A compiler sees: `x = a * b + c` on line 5. Variable x is overwritten on line 12 without being read between lines 5 and 12. Variables a, b, and c are each used only in this expression. What does dead code elimination do?
AIt removes only line 5, since x is dead after that assignment, but a, b, and c remain because they were 'used' on line 5
BIt removes line 5 and also removes any assignments that produced a, b, and c, since those values are now also dead
CIt cannot remove line 5 because a, b, and c might have side effects from their definitions
DIt marks line 5 as unreachable code and uses control flow analysis to eliminate it
Dead code elimination cascades. Removing the dead assignment `x = a * b + c` makes the prior computations of a, b, and c dead as well — if their only use was on line 5, they are no longer live anywhere. A second pass (or aggressive DCE in a single pass) removes those assignments too. This cascading effect is why compilers run DCE iteratively or use the aggressive approach that starts by assuming everything dead and marks live only what contributes to observable effects.
Question 2 Multiple Choice
What is the fundamental difference between dead assignment elimination and unreachable code elimination?
ADead assignment elimination is safe; unreachable code elimination might change program behavior
BDead assignment elimination relies on live variable analysis to identify values that are computed but never read; unreachable code elimination relies on control flow analysis to find basic blocks with no reachable predecessors
CDead assignment elimination only works on scalars; unreachable code elimination works on any code block
DUnreachable code elimination is a subset of dead assignment elimination — all unreachable code contains dead assignments
The two are distinct optimizations that use different analyses. Dead assignments exist in reachable code — the code runs, but the computed value is never subsequently read. This requires live variable analysis: is this variable live after this definition? Unreachable code cannot execute at all — it lies on no path from the entry block in the control flow graph. This requires control flow analysis, not liveness. Both are called 'dead code' colloquially, but a compiler handles them through different mechanisms.
Question 3 True / False
Dead code elimination can reveal additional dead code, because removing a dead assignment may make the computations that produced the assigned value dead as well.
TTrue
FFalse
Answer: True
True — this cascading property is one of the defining characteristics of DCE and why compilers run it iteratively or use the aggressive (mark-from-observable-effects) approach. If x is dead, its definition `x = a * b + c` is removed. If a, b, and c were defined only to be used in that expression, their definitions are now dead. Removing those may make further upstream computations dead. The chain can propagate arbitrarily deep through the program's def-use graph.
Question 4 True / False
If a code block is seldom executed during any test run, a compiler can determine it is unreachable and safely eliminate it.
TTrue
FFalse
Answer: False
False. Unreachable code is a *static* (compile-time) property determined by control flow graph analysis — a block is unreachable if it has no predecessors other than itself in the CFG. Test execution is a *dynamic* property; code that was never executed during testing might be reachable under different inputs. A compiler cannot use test coverage data to decide what to eliminate — it would change the program's semantics for those untested inputs. Only static analysis proves unreachability.
Question 5 Short Answer
What makes 'aggressive' dead code elimination different from the naive approach, and why is it particularly effective after function inlining?
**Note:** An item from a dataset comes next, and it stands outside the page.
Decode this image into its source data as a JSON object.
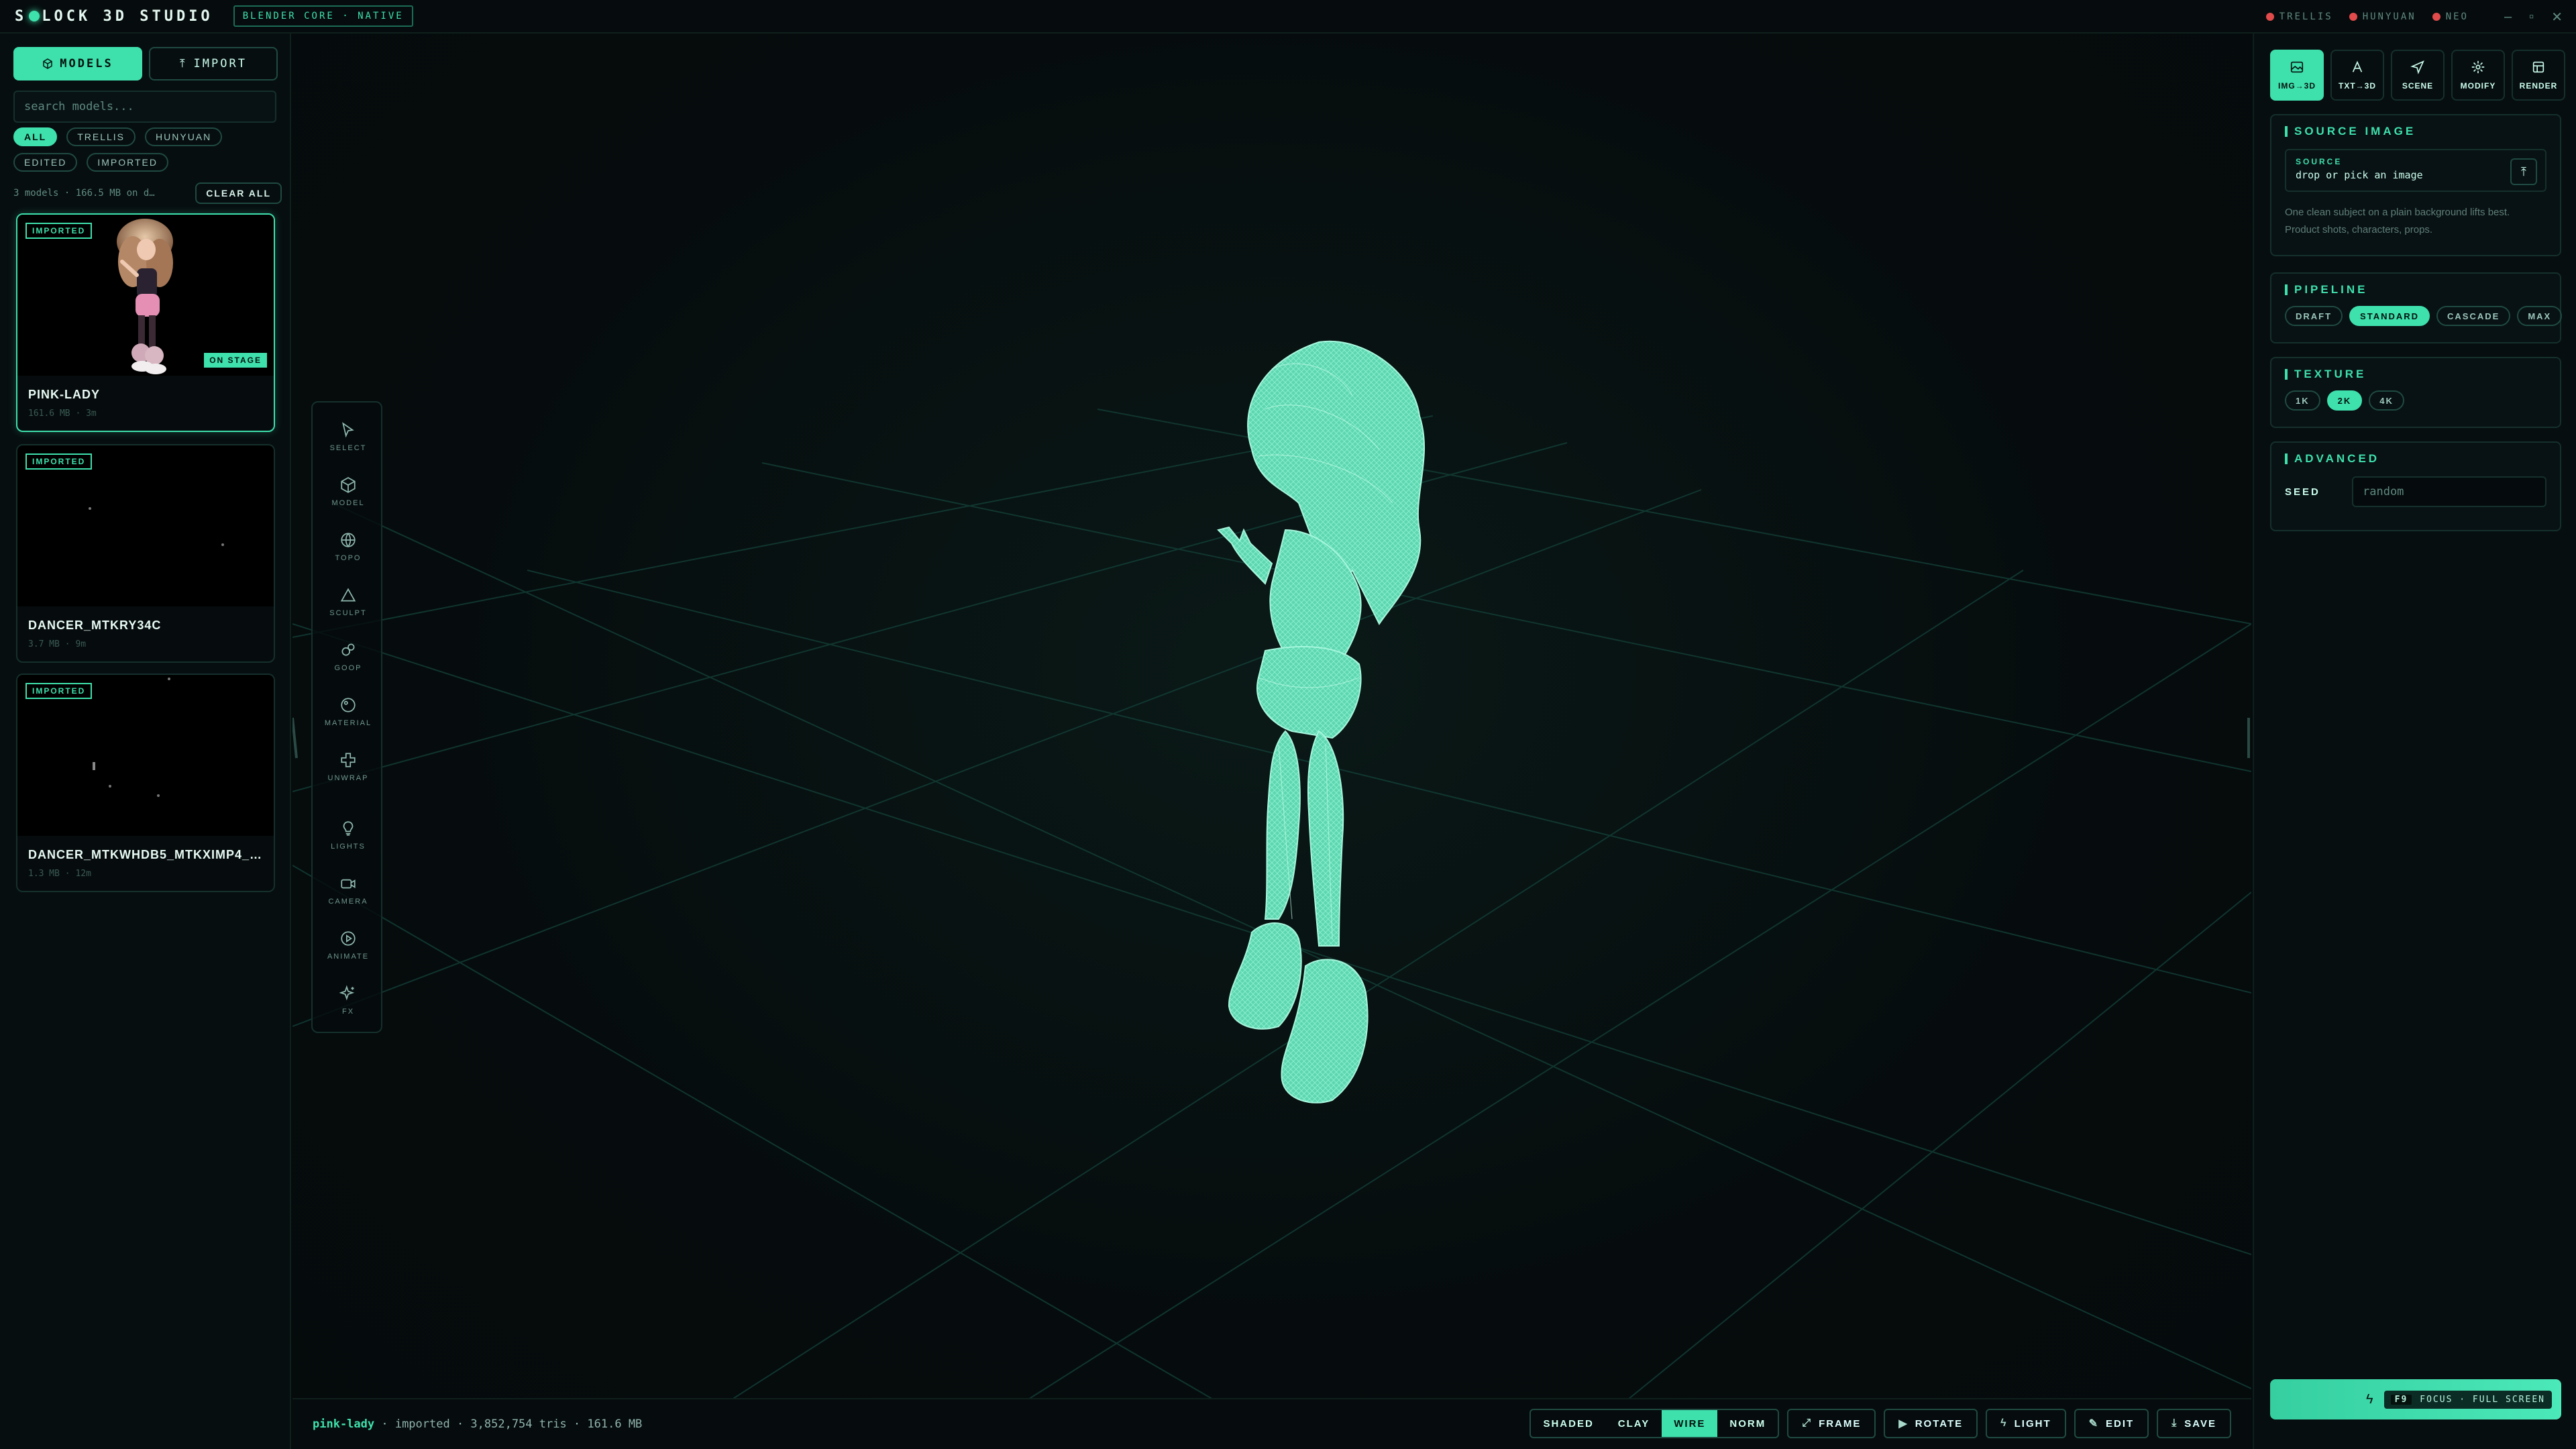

Think about your answer, then reveal below.
Model answer: The naive approach finds statements that are dead (value never read) and removes them. Aggressive DCE works in the opposite direction: it starts by assuming everything is dead, then marks statements as live only if they contribute to observable effects (return values, memory writes visible outside the function, I/O). Everything not marked live is deleted in a single pass, naturally handling chains of dead code. After inlining, large sections of the inlined function's code may be irrelevant in the caller's context — variables never read, branches never taken — and aggressive DCE eliminates all of it in one pass without needing to iterate.
The key conceptual difference is the starting assumption. Naive DCE asks 'is this specific statement dead?' and must iterate to catch cascades. Aggressive DCE asks 'does this statement contribute to any observable program effect?' and propagates liveness backward from observable effects, naturally handling arbitrarily long chains of dead code in one traversal. Inlining amplifies this benefit because it often creates large regions of code that are locally correct but globally irrelevant to the caller's purpose.